Le point de départ est de diagnostiquer son business actuel et les difficultés à générer, incuber, et lancer de nouvelles idées. Et aussi d’identifier comment l’équipe de management répartit son temps entre chacune des boîtes du modèle.

Ensuite, il convient de rechercher les signaux faibles qui pourraient potentiellement transformer notre industrie dans le futur. Ce sont ces signaux qui orienteront les conversations de la boîte 3.

Parmi ces signaux faibles, l’auteur cite les discontinuités de comportements des consommateurs et des clients, les discontinuités technologiques, l’apparition de compétiteurs inhabituels, les changements règlementaires, les nouveaux canaux de distribution.
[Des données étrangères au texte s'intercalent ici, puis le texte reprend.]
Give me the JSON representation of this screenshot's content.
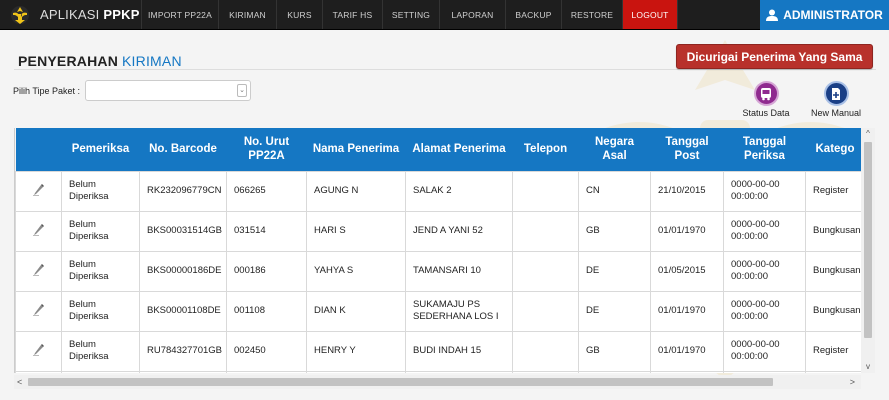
{
  "app": {
    "name_light": "APLIKASI",
    "name_bold": "PPKP"
  },
  "nav": [
    {
      "label": "IMPORT PP22A",
      "name": "nav-import-pp22a"
    },
    {
      "label": "KIRIMAN",
      "name": "nav-kiriman"
    },
    {
      "label": "KURS",
      "name": "nav-kurs"
    },
    {
      "label": "TARIF HS",
      "name": "nav-tarif-hs"
    },
    {
      "label": "SETTING",
      "name": "nav-setting"
    },
    {
      "label": "LAPORAN",
      "name": "nav-laporan"
    },
    {
      "label": "BACKUP",
      "name": "nav-backup"
    },
    {
      "label": "RESTORE",
      "name": "nav-restore"
    },
    {
      "label": "LOGOUT",
      "name": "nav-logout"
    }
  ],
  "user": {
    "label": "ADMINISTRATOR"
  },
  "page": {
    "title": "PENYERAHAN",
    "subtitle": "KIRIMAN"
  },
  "actions": {
    "suspect_label": "Dicurigai Penerima Yang Sama",
    "status_data": "Status Data",
    "new_manual": "New Manual"
  },
  "filter": {
    "label": "Pilih Tipe Paket :",
    "value": ""
  },
  "table": {
    "headers": [
      "",
      "Pemeriksa",
      "No. Barcode",
      "No. Urut PP22A",
      "Nama Penerima",
      "Alamat Penerima",
      "Telepon",
      "Negara Asal",
      "Tanggal Post",
      "Tanggal Periksa",
      "Katego"
    ],
    "rows": [
      [
        "",
        "Belum Diperiksa",
        "RK232096779CN",
        "066265",
        "AGUNG N",
        "SALAK 2",
        "",
        "CN",
        "21/10/2015",
        "0000-00-00 00:00:00",
        "Register"
      ],
      [
        "",
        "Belum Diperiksa",
        "BKS00031514GB",
        "031514",
        "HARI S",
        "JEND A YANI 52",
        "",
        "GB",
        "01/01/1970",
        "0000-00-00 00:00:00",
        "Bungkusan"
      ],
      [
        "",
        "Belum Diperiksa",
        "BKS00000186DE",
        "000186",
        "YAHYA S",
        "TAMANSARI 10",
        "",
        "DE",
        "01/05/2015",
        "0000-00-00 00:00:00",
        "Bungkusan"
      ],
      [
        "",
        "Belum Diperiksa",
        "BKS00001108DE",
        "001108",
        "DIAN K",
        "SUKAMAJU PS SEDERHANA LOS I",
        "",
        "DE",
        "01/01/1970",
        "0000-00-00 00:00:00",
        "Bungkusan"
      ],
      [
        "",
        "Belum Diperiksa",
        "RU784327701GB",
        "002450",
        "HENRY Y",
        "BUDI INDAH 15",
        "",
        "GB",
        "01/01/1970",
        "0000-00-00 00:00:00",
        "Register"
      ],
      [
        "",
        "",
        "",
        "",
        "",
        "",
        "",
        "",
        "",
        "",
        ""
      ]
    ]
  },
  "scroll": {
    "up": "^",
    "down": "v",
    "left": "<",
    "right": ">"
  },
  "colors": {
    "nav_bg": "#1e1e1e",
    "accent": "#1577c3",
    "logout": "#c9140f",
    "suspect_button": "#b8312b"
  }
}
C’est à partir de là que va être alimentée la boîte numéro 3, celle où l’on va créer le futur. La démarche est à l’inverse d’une planification classique. On ne va pas chercher à tout prévoir, et à planifier le futur, mais au contraire fonctionner par expérimentation, essai-erreur. Il s’agit plus de se préparer à se mouvoir et à agir dans l’incertain plutôt que de chercher les réponses à tout. Et pour cela il va falloir créer une « culture de la boîte 3 » dans toute l’organisation.
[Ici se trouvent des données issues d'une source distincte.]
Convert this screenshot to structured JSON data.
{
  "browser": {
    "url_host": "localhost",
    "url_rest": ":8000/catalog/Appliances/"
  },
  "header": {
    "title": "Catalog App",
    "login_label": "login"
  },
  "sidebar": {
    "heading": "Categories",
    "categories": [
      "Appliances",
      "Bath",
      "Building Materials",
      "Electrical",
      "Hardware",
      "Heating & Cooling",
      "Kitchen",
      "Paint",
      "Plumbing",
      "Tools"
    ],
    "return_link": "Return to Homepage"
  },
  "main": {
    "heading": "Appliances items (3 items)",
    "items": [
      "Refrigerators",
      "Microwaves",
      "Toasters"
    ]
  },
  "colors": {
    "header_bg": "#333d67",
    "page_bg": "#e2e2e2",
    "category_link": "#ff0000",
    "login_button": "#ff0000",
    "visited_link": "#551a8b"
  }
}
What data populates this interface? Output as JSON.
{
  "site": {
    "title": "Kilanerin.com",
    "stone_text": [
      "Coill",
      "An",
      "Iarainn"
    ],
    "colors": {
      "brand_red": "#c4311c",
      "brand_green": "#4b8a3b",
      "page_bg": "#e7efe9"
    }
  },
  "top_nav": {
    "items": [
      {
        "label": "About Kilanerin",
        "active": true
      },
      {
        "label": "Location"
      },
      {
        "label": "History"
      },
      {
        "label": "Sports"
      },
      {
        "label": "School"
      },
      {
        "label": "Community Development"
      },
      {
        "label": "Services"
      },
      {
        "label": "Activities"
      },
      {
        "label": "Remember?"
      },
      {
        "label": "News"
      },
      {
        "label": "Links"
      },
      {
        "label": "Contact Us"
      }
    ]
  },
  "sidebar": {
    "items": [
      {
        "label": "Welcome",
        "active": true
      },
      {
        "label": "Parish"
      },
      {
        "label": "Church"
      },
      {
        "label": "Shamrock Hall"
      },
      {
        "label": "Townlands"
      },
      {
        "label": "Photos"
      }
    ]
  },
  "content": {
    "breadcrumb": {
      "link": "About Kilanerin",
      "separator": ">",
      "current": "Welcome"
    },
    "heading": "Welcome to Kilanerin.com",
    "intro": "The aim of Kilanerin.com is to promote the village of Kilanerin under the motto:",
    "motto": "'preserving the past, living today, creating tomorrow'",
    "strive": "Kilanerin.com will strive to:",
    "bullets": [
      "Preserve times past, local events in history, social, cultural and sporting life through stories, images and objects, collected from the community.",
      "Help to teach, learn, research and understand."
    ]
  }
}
Pour que toutes les idées et expérimentations de la boîte 3 puissent se développer, il va falloir s’occuper aussi de la boîte numéro 2. Cette boîte numéro 2, c’est celle où viennent mourir les idées de la boîte numéro 3 : « On l’a déjà fait », « ça ne marchera pas chez nous », « on a toujours fait comme ça, pourquoi changer ? », on connaît toutes ces expressions que l’on entend régulièrement.

Pour s’en sortir, l’auteur recommande de pratiquer ce qu’il appelle « l’oubli sélectif », et pour cela éviter les pièges, tels que le piège de la compétence de ceux qui ont réussi dans le passé, et qui sont convaincus que ce sont les mêmes compétences qu’il faut continuer à développer dans le futur. Cela fait penser à toutes les bêtises qu’ont fait faire aux entreprises toutes ces planifications de GPEC (gestion prévisionnelle des Emplois et des Compétences), qui ont précisément enfermé le management dans la reproduction trop fidèles des schémas du passé.

Mais aussi le piège de la cannibalisation : ce piège qui fait croire aux dirigeants que de nouveaux business models risquent de mettre en danger le modèle actuel avec les clients actuels. C’est finalement la peur qui empêche de voir les changements, cette peur qui n’a pas vu venir le danger des nouveaux entrants qui « Ubérisent » les modèles traditionnels.

C’est pourquoi il est indispensable de s’attaquer à cette boîte numéro 2 avant de remplir la boîte numéro 3. Pour cela, il faut abandonner les process traditionnels de « planification stratégique », fondés sur la continuation des croyances du passé.

Mais la réussite de la boîte numéro 3 passe aussi par la bonne gestion de la boîte numéro 1. Car c’est la boîte numéro 1 est celle qui fournit le cash, les clients, qui vont financer les expérimentations de la boîte numéro 3. Il est donc indispensable d’avoir une boîte numéro 1 en bonne santé pour créer le futur dans la boîte numéro 3. Et donc de ne pas négliger les plans de performance qui maintiennent la boîte numéro 1 en bonne forme.

Alors, en cette rentrée, peut-être pouvons-nous se faire un petit « check-up » de nos trois boîtes, pour aborder le futur et l’innovation sans se tromper.